Banks maintain a reserve to handle problem assets known as an "allowance for loan and lease losses." Comparing the reserve's size to the total amount of problem loans can be a useful indicator when evaluating a bank's ability to manage troubled assets. Unfortunately, the FDIC did not provide information on Tri-Valley Bank's loan loss allowance in its most recent filings.

Earnings score

How profitable a bank is affects its safety and soundness. A bank can retain its earnings, boosting its capital buffer, or put them to work addressing problematic loans, likely making the bank more resilient in times of trouble. However, banks that are losing money have less ability to do those things.

Tri-Valley Bank did below-average on Bankrate's test of earnings, achieving a score of 0 out of a possible 30.

One widely used measure of a bank's earnings is return on equity, calculated by dividing net income (profit, essentially) by the total amount of equity. The most recent annualized quarterly return on equity for Tri-Valley Bank was -11.58 percent, below the national average of 8.10 percent.

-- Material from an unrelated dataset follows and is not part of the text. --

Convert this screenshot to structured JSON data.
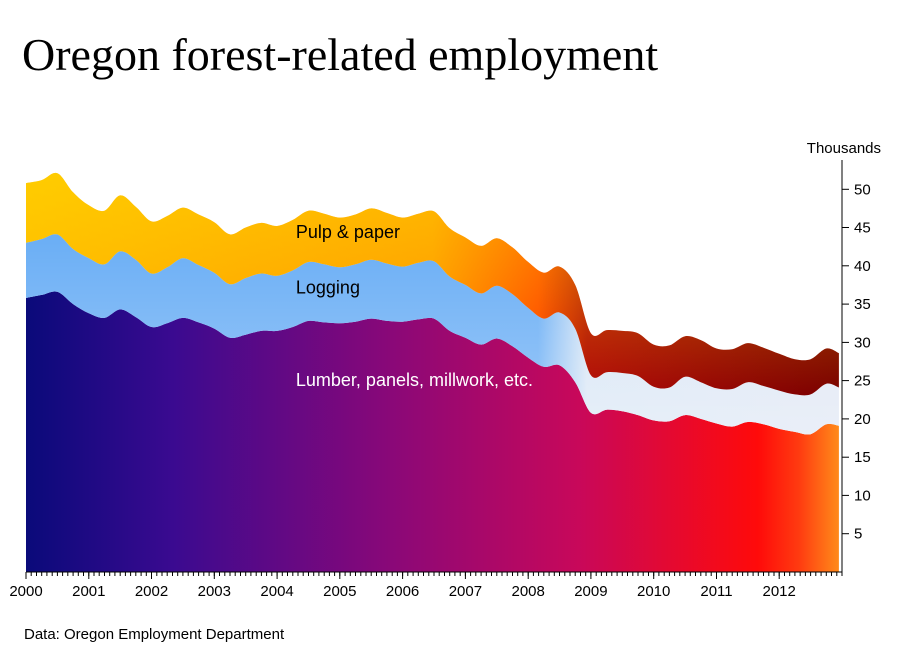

The bank recorded net income of $-837,000 on total equity of $6.9 million for the twelve months ended December 31, 2017. The bank experienced an annualized return on average assets, or ROA, of -1.37 percent, below the 1 percent deemed satisfactory in accordance with industry standards and below the average for U.S. banks of 1.00 percent.

WHAT IS SAFE & SOUND?

Bankrate.com's Safe & Sound Ratings provide a star rating system to evaluate the current financial status of financial institutions. The information gathered about banks, credit unions and thrifts is updated as set forth in the Terms of Use of Safe & Sound Ratings and Reports. The Safe & Sound Ratings information is grouped by categories of banks, thrifts and credit unions.

Scoring methodology

Bankrate.com evaluates the financial condition of institutions and assigns a one- to five-star rating for each with five stars representing the highest rating. Institutions with satisfactory performance will generally receive a rating of three or more stars. The majority of institutions fall into the three- to four-star range. An institution with an "NR" rating may be too new to rate or may have limited the publicly available information in their regulatory filings. The "NR" is not an indication of financial strength or weakness. The Safe & Sound rating is believed to be reliable, but the information is not guaranteed. In addition, events since the information was collected may have altered the institution's financial condition.